Der FDP-Bundesvorsitzende Christian Lindner gab dem „Handelsblatt“ (Dienstag-Ausgabe) das folgende Interview. Die Fragen stellte Dana Heide.

Frage: Heute wird der neue Freundschaftsvertrag zwischen Paris und Berlin unterzeichnet. Was bedeutet das für Europa?

Lindner: Wenn die deutsch-französische Freundschaft neue Impulse bekommt, ist das ein Signal über das bilaterale Verhältnis hinaus. Es zeigt, wie die zwei Nationen daran festhalten, dass man nur gemeinsam Zukunft gestalten kann und sich gemeinsam den Herausforderungen der Globalisierung stellen will.
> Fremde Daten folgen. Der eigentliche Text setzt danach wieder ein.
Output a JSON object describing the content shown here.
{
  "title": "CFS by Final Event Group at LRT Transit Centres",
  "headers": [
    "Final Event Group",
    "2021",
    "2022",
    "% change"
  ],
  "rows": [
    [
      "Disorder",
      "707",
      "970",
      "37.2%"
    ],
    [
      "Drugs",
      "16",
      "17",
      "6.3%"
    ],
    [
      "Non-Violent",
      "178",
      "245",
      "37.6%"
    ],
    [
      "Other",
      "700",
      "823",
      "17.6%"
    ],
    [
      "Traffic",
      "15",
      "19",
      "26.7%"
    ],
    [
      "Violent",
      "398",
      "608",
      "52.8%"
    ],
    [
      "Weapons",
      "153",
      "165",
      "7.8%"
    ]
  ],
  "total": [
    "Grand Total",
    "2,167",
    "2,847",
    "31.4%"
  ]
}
Gerade in diesen Zeiten hat die Erneuerung des Elysée-Vertrages eine besondere, auch symbolische Bedeutung, die über das hinaus geht, was im Vertrag steht.
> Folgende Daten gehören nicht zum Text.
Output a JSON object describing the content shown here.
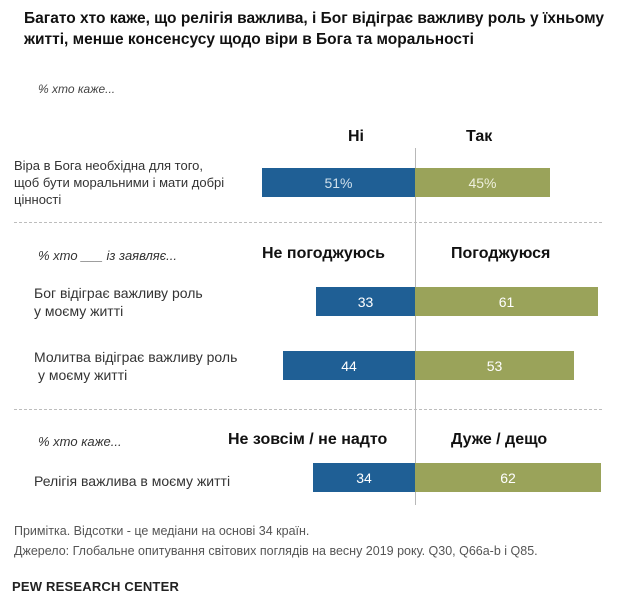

Frage: Haben Bundeskanzlerin Angela Merkel und Frankreichs Präsident Emmanuel Macron noch die politische Kraft, ein neues Europa aufzubauen?
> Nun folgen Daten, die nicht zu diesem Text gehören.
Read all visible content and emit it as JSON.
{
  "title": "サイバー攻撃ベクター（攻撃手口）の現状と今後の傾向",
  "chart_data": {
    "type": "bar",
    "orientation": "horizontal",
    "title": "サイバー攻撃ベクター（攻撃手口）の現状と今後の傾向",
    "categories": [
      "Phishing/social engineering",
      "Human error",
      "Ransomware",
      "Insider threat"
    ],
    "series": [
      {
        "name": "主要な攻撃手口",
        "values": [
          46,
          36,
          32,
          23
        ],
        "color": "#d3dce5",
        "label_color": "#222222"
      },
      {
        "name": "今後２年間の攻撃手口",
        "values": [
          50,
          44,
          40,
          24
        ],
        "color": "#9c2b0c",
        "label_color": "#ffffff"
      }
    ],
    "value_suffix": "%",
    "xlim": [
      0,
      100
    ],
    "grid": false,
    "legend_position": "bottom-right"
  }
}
Lindner: Bei Emmanuel Macron sehe ich viele politische Ambitionen. Zweifellos steht er vor innenpolitischen Problemen, die er lösen muss. Aber wenn man allein die Neujahrsansprachen von Frau Merkel und Herrn Macron vergleicht, dann stellt man fest, dass der französische Präsident nichts an Gestaltungswillen verloren hat. Deutschland wirkt dagegen in vielen Fragen teilnahmslos. Das muss sich wieder ändern.

Frage: Sie wollen mit Macron in den Europawahlkampf ziehen. Wie muss man sich das eigentlich vorstellen?

Lindner: Da ist noch sehr viel offen. Macrons „En Marche“-Bewegung hat auf dem letzten Kongress unserer europäischen Parteien signalisiert, dass man in Paris die Allianz der Liberalen und Demokraten (ALDE) als den einzigen infrage kommenden Partner auf der europäischen Ebene betrachtet. Hinsichtlich der Erarbeitung gemeinsamer Inhalte teilen wir gemeinsame Grundwerte. Wir haben auch gemeinsame Vorstellungen, etwa wenn es um eine europäische Armee geht, um die Digitalisierung, Klimaschutz, außenpolitische Sicherheit und Migration. Einzelheiten allerdings sind noch nicht durchdekliniert, deshalb ist es auch noch zu früh festzulegen, wie wir gemeinsam den Wahlkampf gestalten werden.

Frage: Bis wann wollen Sie das klären?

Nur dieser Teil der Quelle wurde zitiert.